WASHINGTON, DC, Dec. 7, 2011 -- Under its Urban Waters program, EPA is making nearly $2 million in small grants available to fund projects, training and research that will advance restoration of urban waters by improving water quality and community access. These activities will also support community revitalization and improving public health, social and economic opportunities, general livability and environmental justice for residents. Examples of projects eligible for funding may include:
- Education and training for water quality improvement or green infrastructure jobs
- Public education about ways to reduce water pollution
- Local water quality monitoring programs
- Engaging diverse stakeholders to develop local watershed plans
- Innovative projects that promote local water quality and community revitalization goals
Funding proposals must be received by EPA by January 23, 2012. EPA will hold two web-based seminars on this funding opportunity on December 14, 2011 and January 5, 2012. EPA expects to award the grants in summer 2012.
EPA's Urban Waters program supports the goals and principles of the Urban Waters Federal Partnership, a partnership of 11 federal agencies working to reconnect urban communities with their waterways by improving coordination among federal agencies and collaborating with community‐led revitalization efforts to improve the nation's water systems and promote their economic, environmental and social benefits.
The Urban Waters Federal Partnership closely aligns with and advances the work of the White House's place‐based efforts, including the Partnership for Sustainable Communities, to revitalize communities, create jobs and improve the quality of life in cities and towns across the nation.
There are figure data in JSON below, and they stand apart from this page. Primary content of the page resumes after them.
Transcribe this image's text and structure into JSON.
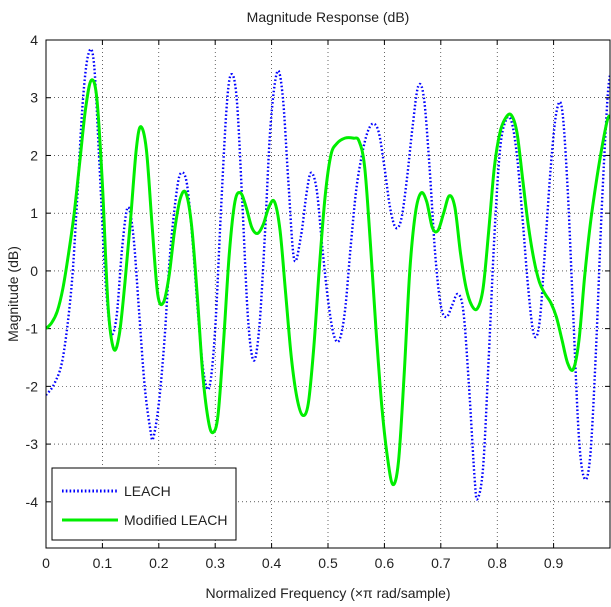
{
  "chart_data": {
    "type": "line",
    "title": "Magnitude Response (dB)",
    "xlabel": "Normalized Frequency (×π rad/sample)",
    "ylabel": "Magnitude (dB)",
    "xlim": [
      0,
      1
    ],
    "ylim": [
      -4.8,
      4
    ],
    "x_ticks": [
      0,
      0.1,
      0.2,
      0.3,
      0.4,
      0.5,
      0.6,
      0.7,
      0.8,
      0.9
    ],
    "x_tick_labels": [
      "0",
      "0.1",
      "0.2",
      "0.3",
      "0.4",
      "0.5",
      "0.6",
      "0.7",
      "0.8",
      "0.9"
    ],
    "y_ticks": [
      4,
      3,
      2,
      1,
      0,
      -1,
      -2,
      -3,
      -4
    ],
    "y_tick_labels": [
      "4",
      "3",
      "2",
      "1",
      "0",
      "-1",
      "-2",
      "-3",
      "-4"
    ],
    "grid": true,
    "legend_position": "bottom-left",
    "series": [
      {
        "name": "LEACH",
        "color": "#0000ff",
        "style": "dotted",
        "points": [
          [
            0.0,
            -2.15
          ],
          [
            0.015,
            -1.95
          ],
          [
            0.03,
            -1.5
          ],
          [
            0.045,
            -0.3
          ],
          [
            0.055,
            1.2
          ],
          [
            0.065,
            2.9
          ],
          [
            0.075,
            3.75
          ],
          [
            0.085,
            3.6
          ],
          [
            0.095,
            1.8
          ],
          [
            0.105,
            -0.1
          ],
          [
            0.115,
            -1.05
          ],
          [
            0.125,
            -0.8
          ],
          [
            0.135,
            0.4
          ],
          [
            0.145,
            1.1
          ],
          [
            0.155,
            0.6
          ],
          [
            0.165,
            -0.7
          ],
          [
            0.175,
            -2.0
          ],
          [
            0.185,
            -2.75
          ],
          [
            0.19,
            -2.9
          ],
          [
            0.2,
            -2.3
          ],
          [
            0.21,
            -1.2
          ],
          [
            0.22,
            0.3
          ],
          [
            0.232,
            1.4
          ],
          [
            0.24,
            1.7
          ],
          [
            0.25,
            1.5
          ],
          [
            0.26,
            0.5
          ],
          [
            0.27,
            -0.8
          ],
          [
            0.28,
            -1.8
          ],
          [
            0.29,
            -2.0
          ],
          [
            0.3,
            -1.0
          ],
          [
            0.31,
            1.0
          ],
          [
            0.32,
            2.8
          ],
          [
            0.328,
            3.4
          ],
          [
            0.338,
            3.0
          ],
          [
            0.348,
            1.2
          ],
          [
            0.358,
            -0.8
          ],
          [
            0.368,
            -1.55
          ],
          [
            0.378,
            -1.0
          ],
          [
            0.388,
            0.6
          ],
          [
            0.398,
            2.5
          ],
          [
            0.41,
            3.45
          ],
          [
            0.42,
            3.0
          ],
          [
            0.43,
            1.5
          ],
          [
            0.44,
            0.2
          ],
          [
            0.452,
            0.6
          ],
          [
            0.462,
            1.35
          ],
          [
            0.47,
            1.7
          ],
          [
            0.48,
            1.4
          ],
          [
            0.49,
            0.4
          ],
          [
            0.5,
            -0.5
          ],
          [
            0.51,
            -1.1
          ],
          [
            0.52,
            -1.2
          ],
          [
            0.53,
            -0.7
          ],
          [
            0.54,
            0.4
          ],
          [
            0.55,
            1.4
          ],
          [
            0.56,
            2.0
          ],
          [
            0.57,
            2.4
          ],
          [
            0.58,
            2.55
          ],
          [
            0.59,
            2.4
          ],
          [
            0.6,
            1.8
          ],
          [
            0.61,
            1.1
          ],
          [
            0.62,
            0.75
          ],
          [
            0.63,
            0.9
          ],
          [
            0.64,
            1.6
          ],
          [
            0.65,
            2.5
          ],
          [
            0.66,
            3.2
          ],
          [
            0.67,
            3.0
          ],
          [
            0.68,
            1.8
          ],
          [
            0.69,
            0.3
          ],
          [
            0.7,
            -0.6
          ],
          [
            0.71,
            -0.8
          ],
          [
            0.72,
            -0.6
          ],
          [
            0.73,
            -0.4
          ],
          [
            0.74,
            -0.7
          ],
          [
            0.75,
            -2.0
          ],
          [
            0.76,
            -3.6
          ],
          [
            0.765,
            -3.95
          ],
          [
            0.775,
            -3.4
          ],
          [
            0.785,
            -1.5
          ],
          [
            0.795,
            0.6
          ],
          [
            0.805,
            2.1
          ],
          [
            0.815,
            2.6
          ],
          [
            0.825,
            2.6
          ],
          [
            0.835,
            2.0
          ],
          [
            0.845,
            0.9
          ],
          [
            0.855,
            -0.3
          ],
          [
            0.865,
            -1.1
          ],
          [
            0.875,
            -0.9
          ],
          [
            0.885,
            0.4
          ],
          [
            0.895,
            1.8
          ],
          [
            0.905,
            2.75
          ],
          [
            0.915,
            2.8
          ],
          [
            0.925,
            1.4
          ],
          [
            0.935,
            -0.8
          ],
          [
            0.945,
            -2.9
          ],
          [
            0.955,
            -3.6
          ],
          [
            0.965,
            -3.2
          ],
          [
            0.975,
            -1.4
          ],
          [
            0.985,
            1.0
          ],
          [
            0.995,
            2.9
          ],
          [
            1.0,
            3.4
          ]
        ]
      },
      {
        "name": "Modified LEACH",
        "color": "#00ee00",
        "style": "solid",
        "points": [
          [
            0.0,
            -1.0
          ],
          [
            0.01,
            -0.9
          ],
          [
            0.02,
            -0.7
          ],
          [
            0.03,
            -0.3
          ],
          [
            0.04,
            0.3
          ],
          [
            0.05,
            1.0
          ],
          [
            0.06,
            1.9
          ],
          [
            0.07,
            2.8
          ],
          [
            0.08,
            3.3
          ],
          [
            0.09,
            3.0
          ],
          [
            0.1,
            1.5
          ],
          [
            0.11,
            -0.6
          ],
          [
            0.12,
            -1.35
          ],
          [
            0.13,
            -1.1
          ],
          [
            0.14,
            -0.2
          ],
          [
            0.15,
            0.9
          ],
          [
            0.16,
            2.1
          ],
          [
            0.168,
            2.5
          ],
          [
            0.178,
            2.1
          ],
          [
            0.188,
            0.8
          ],
          [
            0.198,
            -0.4
          ],
          [
            0.208,
            -0.55
          ],
          [
            0.218,
            -0.1
          ],
          [
            0.228,
            0.7
          ],
          [
            0.238,
            1.25
          ],
          [
            0.248,
            1.35
          ],
          [
            0.258,
            0.8
          ],
          [
            0.268,
            -0.4
          ],
          [
            0.278,
            -1.8
          ],
          [
            0.288,
            -2.6
          ],
          [
            0.296,
            -2.8
          ],
          [
            0.305,
            -2.5
          ],
          [
            0.315,
            -1.2
          ],
          [
            0.325,
            0.3
          ],
          [
            0.335,
            1.2
          ],
          [
            0.345,
            1.35
          ],
          [
            0.355,
            1.1
          ],
          [
            0.365,
            0.75
          ],
          [
            0.375,
            0.65
          ],
          [
            0.385,
            0.8
          ],
          [
            0.395,
            1.1
          ],
          [
            0.405,
            1.2
          ],
          [
            0.415,
            0.7
          ],
          [
            0.425,
            -0.4
          ],
          [
            0.435,
            -1.5
          ],
          [
            0.445,
            -2.2
          ],
          [
            0.455,
            -2.5
          ],
          [
            0.465,
            -2.3
          ],
          [
            0.475,
            -1.3
          ],
          [
            0.485,
            0.1
          ],
          [
            0.495,
            1.3
          ],
          [
            0.505,
            2.0
          ],
          [
            0.515,
            2.2
          ],
          [
            0.53,
            2.3
          ],
          [
            0.545,
            2.3
          ],
          [
            0.555,
            2.25
          ],
          [
            0.565,
            1.8
          ],
          [
            0.575,
            0.5
          ],
          [
            0.585,
            -1.0
          ],
          [
            0.595,
            -2.3
          ],
          [
            0.605,
            -3.2
          ],
          [
            0.615,
            -3.7
          ],
          [
            0.625,
            -3.3
          ],
          [
            0.635,
            -1.8
          ],
          [
            0.645,
            0.0
          ],
          [
            0.655,
            1.0
          ],
          [
            0.665,
            1.35
          ],
          [
            0.675,
            1.2
          ],
          [
            0.685,
            0.75
          ],
          [
            0.695,
            0.7
          ],
          [
            0.705,
            1.0
          ],
          [
            0.715,
            1.3
          ],
          [
            0.725,
            1.1
          ],
          [
            0.735,
            0.3
          ],
          [
            0.745,
            -0.3
          ],
          [
            0.755,
            -0.6
          ],
          [
            0.765,
            -0.65
          ],
          [
            0.775,
            -0.3
          ],
          [
            0.785,
            0.7
          ],
          [
            0.795,
            1.8
          ],
          [
            0.805,
            2.4
          ],
          [
            0.815,
            2.65
          ],
          [
            0.825,
            2.7
          ],
          [
            0.835,
            2.4
          ],
          [
            0.845,
            1.6
          ],
          [
            0.855,
            0.8
          ],
          [
            0.865,
            0.2
          ],
          [
            0.875,
            -0.2
          ],
          [
            0.885,
            -0.4
          ],
          [
            0.895,
            -0.55
          ],
          [
            0.905,
            -0.8
          ],
          [
            0.915,
            -1.2
          ],
          [
            0.925,
            -1.6
          ],
          [
            0.935,
            -1.7
          ],
          [
            0.945,
            -1.2
          ],
          [
            0.955,
            -0.1
          ],
          [
            0.965,
            0.8
          ],
          [
            0.975,
            1.5
          ],
          [
            0.985,
            2.1
          ],
          [
            0.995,
            2.6
          ],
          [
            1.0,
            2.7
          ]
        ]
      }
    ]
  }
}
The Urban Waters Federal Partnership also advances the work of President Obama's America's Great Outdoors Initiative.
Many urban waterways have been polluted for years by sewage, runoff from city streets and contamination from abandoned industrial facilities. Healthy and accessible urban waters can help grow local businesses and enhance educational, recreational, employment and social opportunities in nearby communities. By promoting public access to urban waterways, EPA will help communities become active participants in restoration and protection.